Although CPZ significantly inhibited the negative inotropic effect during hyperthermia, CPZ partially improved the decrease in VO2 for E–C coupling and did not improve the decrease in p-PLBs. The results suggest that CPZ did not completely recover Ca2+ handling in E–C coupling including SERCA2a activity. On the other hand, CPZ inhibited the shortening of the logistic time constant during hyperthermia despite no shortening of that during Cap-treatment. The reason is uncertain, but studies have reported that TRPV1 expressed in mouse skeletal muscle presents only at the SR membrane and functions as an SR Ca2+ leak channel [40]. Previous studies also reported that TRPV1 localizes at the z-discs, costameres, and intercalated discs [34] or at the mitochondria in cardiomyocytes [10]. Therefore, we hypothesize that a hyperthermia-sensitive, a Cap-sensitive, or a CPZ-sensitive TRPV1 subtypes may exist in cardiomyocytes and that these subtypes may have different localizations and functions.

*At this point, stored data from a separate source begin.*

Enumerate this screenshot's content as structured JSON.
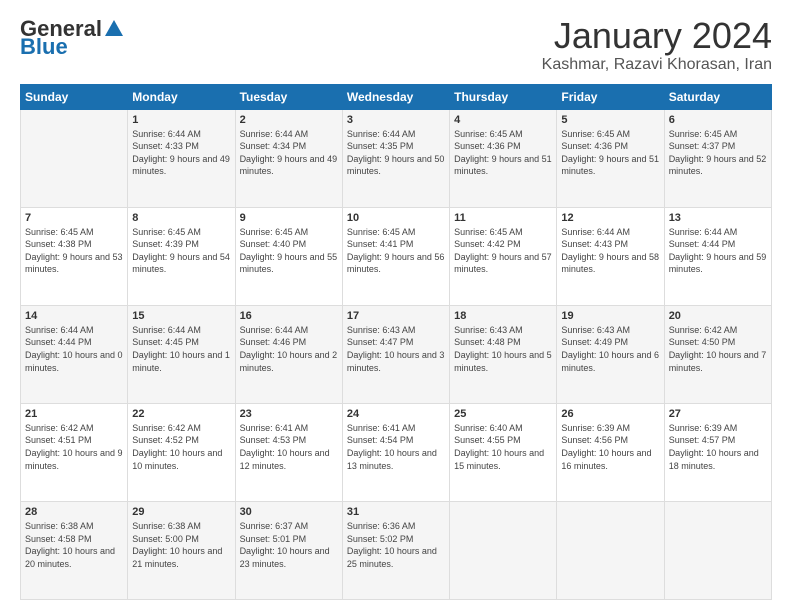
{
  "header": {
    "logo_general": "General",
    "logo_blue": "Blue",
    "title": "January 2024",
    "subtitle": "Kashmar, Razavi Khorasan, Iran"
  },
  "days_of_week": [
    "Sunday",
    "Monday",
    "Tuesday",
    "Wednesday",
    "Thursday",
    "Friday",
    "Saturday"
  ],
  "weeks": [
    [
      {
        "day": "",
        "sunrise": "",
        "sunset": "",
        "daylight": ""
      },
      {
        "day": "1",
        "sunrise": "Sunrise: 6:44 AM",
        "sunset": "Sunset: 4:33 PM",
        "daylight": "Daylight: 9 hours and 49 minutes."
      },
      {
        "day": "2",
        "sunrise": "Sunrise: 6:44 AM",
        "sunset": "Sunset: 4:34 PM",
        "daylight": "Daylight: 9 hours and 49 minutes."
      },
      {
        "day": "3",
        "sunrise": "Sunrise: 6:44 AM",
        "sunset": "Sunset: 4:35 PM",
        "daylight": "Daylight: 9 hours and 50 minutes."
      },
      {
        "day": "4",
        "sunrise": "Sunrise: 6:45 AM",
        "sunset": "Sunset: 4:36 PM",
        "daylight": "Daylight: 9 hours and 51 minutes."
      },
      {
        "day": "5",
        "sunrise": "Sunrise: 6:45 AM",
        "sunset": "Sunset: 4:36 PM",
        "daylight": "Daylight: 9 hours and 51 minutes."
      },
      {
        "day": "6",
        "sunrise": "Sunrise: 6:45 AM",
        "sunset": "Sunset: 4:37 PM",
        "daylight": "Daylight: 9 hours and 52 minutes."
      }
    ],
    [
      {
        "day": "7",
        "sunrise": "Sunrise: 6:45 AM",
        "sunset": "Sunset: 4:38 PM",
        "daylight": "Daylight: 9 hours and 53 minutes."
      },
      {
        "day": "8",
        "sunrise": "Sunrise: 6:45 AM",
        "sunset": "Sunset: 4:39 PM",
        "daylight": "Daylight: 9 hours and 54 minutes."
      },
      {
        "day": "9",
        "sunrise": "Sunrise: 6:45 AM",
        "sunset": "Sunset: 4:40 PM",
        "daylight": "Daylight: 9 hours and 55 minutes."
      },
      {
        "day": "10",
        "sunrise": "Sunrise: 6:45 AM",
        "sunset": "Sunset: 4:41 PM",
        "daylight": "Daylight: 9 hours and 56 minutes."
      },
      {
        "day": "11",
        "sunrise": "Sunrise: 6:45 AM",
        "sunset": "Sunset: 4:42 PM",
        "daylight": "Daylight: 9 hours and 57 minutes."
      },
      {
        "day": "12",
        "sunrise": "Sunrise: 6:44 AM",
        "sunset": "Sunset: 4:43 PM",
        "daylight": "Daylight: 9 hours and 58 minutes."
      },
      {
        "day": "13",
        "sunrise": "Sunrise: 6:44 AM",
        "sunset": "Sunset: 4:44 PM",
        "daylight": "Daylight: 9 hours and 59 minutes."
      }
    ],
    [
      {
        "day": "14",
        "sunrise": "Sunrise: 6:44 AM",
        "sunset": "Sunset: 4:44 PM",
        "daylight": "Daylight: 10 hours and 0 minutes."
      },
      {
        "day": "15",
        "sunrise": "Sunrise: 6:44 AM",
        "sunset": "Sunset: 4:45 PM",
        "daylight": "Daylight: 10 hours and 1 minute."
      },
      {
        "day": "16",
        "sunrise": "Sunrise: 6:44 AM",
        "sunset": "Sunset: 4:46 PM",
        "daylight": "Daylight: 10 hours and 2 minutes."
      },
      {
        "day": "17",
        "sunrise": "Sunrise: 6:43 AM",
        "sunset": "Sunset: 4:47 PM",
        "daylight": "Daylight: 10 hours and 3 minutes."
      },
      {
        "day": "18",
        "sunrise": "Sunrise: 6:43 AM",
        "sunset": "Sunset: 4:48 PM",
        "daylight": "Daylight: 10 hours and 5 minutes."
      },
      {
        "day": "19",
        "sunrise": "Sunrise: 6:43 AM",
        "sunset": "Sunset: 4:49 PM",
        "daylight": "Daylight: 10 hours and 6 minutes."
      },
      {
        "day": "20",
        "sunrise": "Sunrise: 6:42 AM",
        "sunset": "Sunset: 4:50 PM",
        "daylight": "Daylight: 10 hours and 7 minutes."
      }
    ],
    [
      {
        "day": "21",
        "sunrise": "Sunrise: 6:42 AM",
        "sunset": "Sunset: 4:51 PM",
        "daylight": "Daylight: 10 hours and 9 minutes."
      },
      {
        "day": "22",
        "sunrise": "Sunrise: 6:42 AM",
        "sunset": "Sunset: 4:52 PM",
        "daylight": "Daylight: 10 hours and 10 minutes."
      },
      {
        "day": "23",
        "sunrise": "Sunrise: 6:41 AM",
        "sunset": "Sunset: 4:53 PM",
        "daylight": "Daylight: 10 hours and 12 minutes."
      },
      {
        "day": "24",
        "sunrise": "Sunrise: 6:41 AM",
        "sunset": "Sunset: 4:54 PM",
        "daylight": "Daylight: 10 hours and 13 minutes."
      },
      {
        "day": "25",
        "sunrise": "Sunrise: 6:40 AM",
        "sunset": "Sunset: 4:55 PM",
        "daylight": "Daylight: 10 hours and 15 minutes."
      },
      {
        "day": "26",
        "sunrise": "Sunrise: 6:39 AM",
        "sunset": "Sunset: 4:56 PM",
        "daylight": "Daylight: 10 hours and 16 minutes."
      },
      {
        "day": "27",
        "sunrise": "Sunrise: 6:39 AM",
        "sunset": "Sunset: 4:57 PM",
        "daylight": "Daylight: 10 hours and 18 minutes."
      }
    ],
    [
      {
        "day": "28",
        "sunrise": "Sunrise: 6:38 AM",
        "sunset": "Sunset: 4:58 PM",
        "daylight": "Daylight: 10 hours and 20 minutes."
      },
      {
        "day": "29",
        "sunrise": "Sunrise: 6:38 AM",
        "sunset": "Sunset: 5:00 PM",
        "daylight": "Daylight: 10 hours and 21 minutes."
      },
      {
        "day": "30",
        "sunrise": "Sunrise: 6:37 AM",
        "sunset": "Sunset: 5:01 PM",
        "daylight": "Daylight: 10 hours and 23 minutes."
      },
      {
        "day": "31",
        "sunrise": "Sunrise: 6:36 AM",
        "sunset": "Sunset: 5:02 PM",
        "daylight": "Daylight: 10 hours and 25 minutes."
      },
      {
        "day": "",
        "sunrise": "",
        "sunset": "",
        "daylight": ""
      },
      {
        "day": "",
        "sunrise": "",
        "sunset": "",
        "daylight": ""
      },
      {
        "day": "",
        "sunrise": "",
        "sunset": "",
        "daylight": ""
      }
    ]
  ]
}
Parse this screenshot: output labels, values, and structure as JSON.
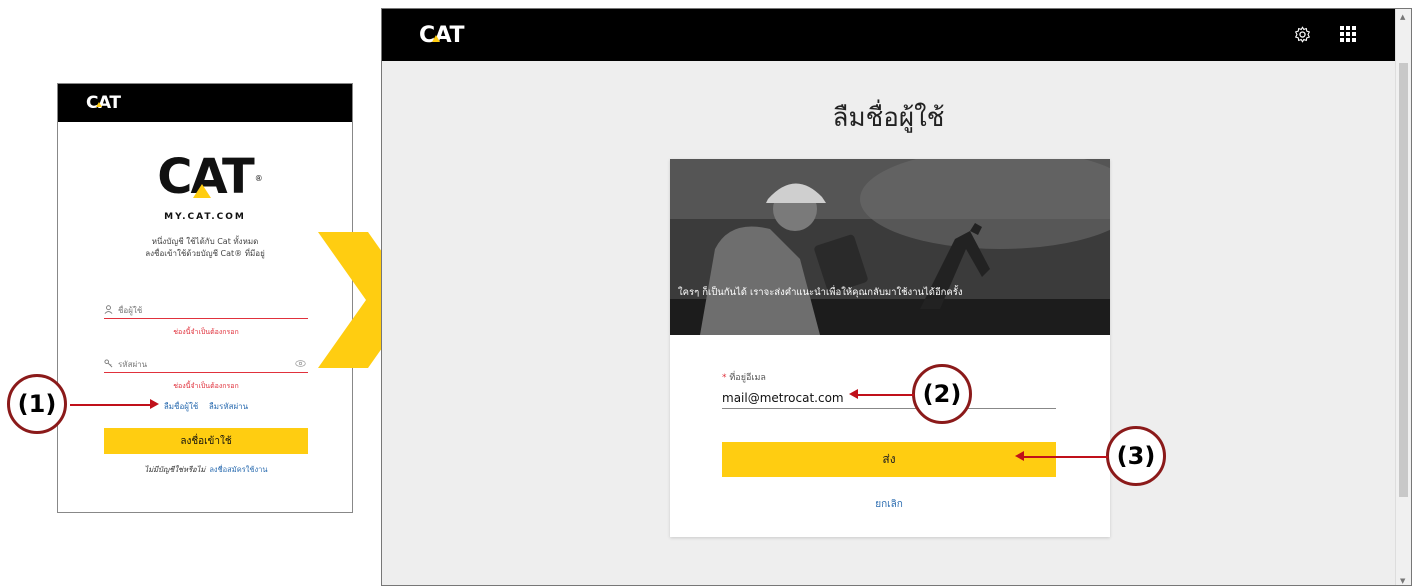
{
  "brand": {
    "wordmark": "CAT",
    "site": "MY.CAT.COM",
    "registered": "®"
  },
  "colors": {
    "accent": "#ffcd11",
    "header": "#000000",
    "error": "#e0313c",
    "link": "#2b6cb0",
    "callout_border": "#8b1a1a",
    "callout_line": "#c0101a"
  },
  "login": {
    "desc_line1": "หนึ่งบัญชี ใช้ได้กับ Cat ทั้งหมด",
    "desc_line2": "ลงชื่อเข้าใช้ด้วยบัญชี Cat® ที่มีอยู่",
    "username_placeholder": "ชื่อผู้ใช้",
    "username_error": "ช่องนี้จำเป็นต้องกรอก",
    "password_placeholder": "รหัสผ่าน",
    "password_error": "ช่องนี้จำเป็นต้องกรอก",
    "forgot_username": "ลืมชื่อผู้ใช้",
    "forgot_password": "ลืมรหัสผ่าน",
    "signin_button": "ลงชื่อเข้าใช้",
    "no_account": "ไม่มีบัญชีใช่หรือไม่",
    "register": "ลงชื่อสมัครใช้งาน"
  },
  "main": {
    "title": "ลืมชื่อผู้ใช้",
    "hero_text": "ใครๆ ก็เป็นกันได้ เราจะส่งคำแนะนำเพื่อให้คุณกลับมาใช้งานได้อีกครั้ง",
    "email_label": "ที่อยู่อีเมล",
    "email_required_mark": "*",
    "email_value": "mail@metrocat.com",
    "send_button": "ส่ง",
    "cancel_link": "ยกเลิก"
  },
  "icons": {
    "user": "user-icon",
    "key": "key-icon",
    "eye": "eye-icon",
    "gear": "gear-icon",
    "apps": "apps-grid-icon"
  },
  "callouts": [
    "(1)",
    "(2)",
    "(3)"
  ]
}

In fact, previous studies demonstrated that the pharmacological actions of capsaicin are elicited via TRPV1-independent mechanisms in many organs or cells except for heart (cardiomyocytes) [41,42,43,44,45,46]. Therefore, the present study would be the first to show the evidence for the TRPV1-independent action of capsaicin in cardiac mechanoenergetics.

Conclusion

In conclusion, we have provided evidence that in hyperthermia-hearts TRPV1 plays an important role in negative inotropic action using the excised, cross-circulated rat heart model. CPZ inhibited the negative inotropic effects by improving Ca2+ handling and basal metabolism in hyperthermia-hearts. Both hyperthermia and Cap induced the negative inotropic action, which may relate to the decrease of SERCA activity due to the decline of p-PLB via TRPV1 signaling pathway. In clinical implication, we expect TRPV1 antagonists including CPZ may also exert cardioprotective effects against damages from heatstroke or severe fevers due to the inhibition of negative inotropism in hyperthermia conditions. We conclude that hyperthermia-induced negative inotropic action is mediated via TRPV1 which acts as a molecular micro-thermometer.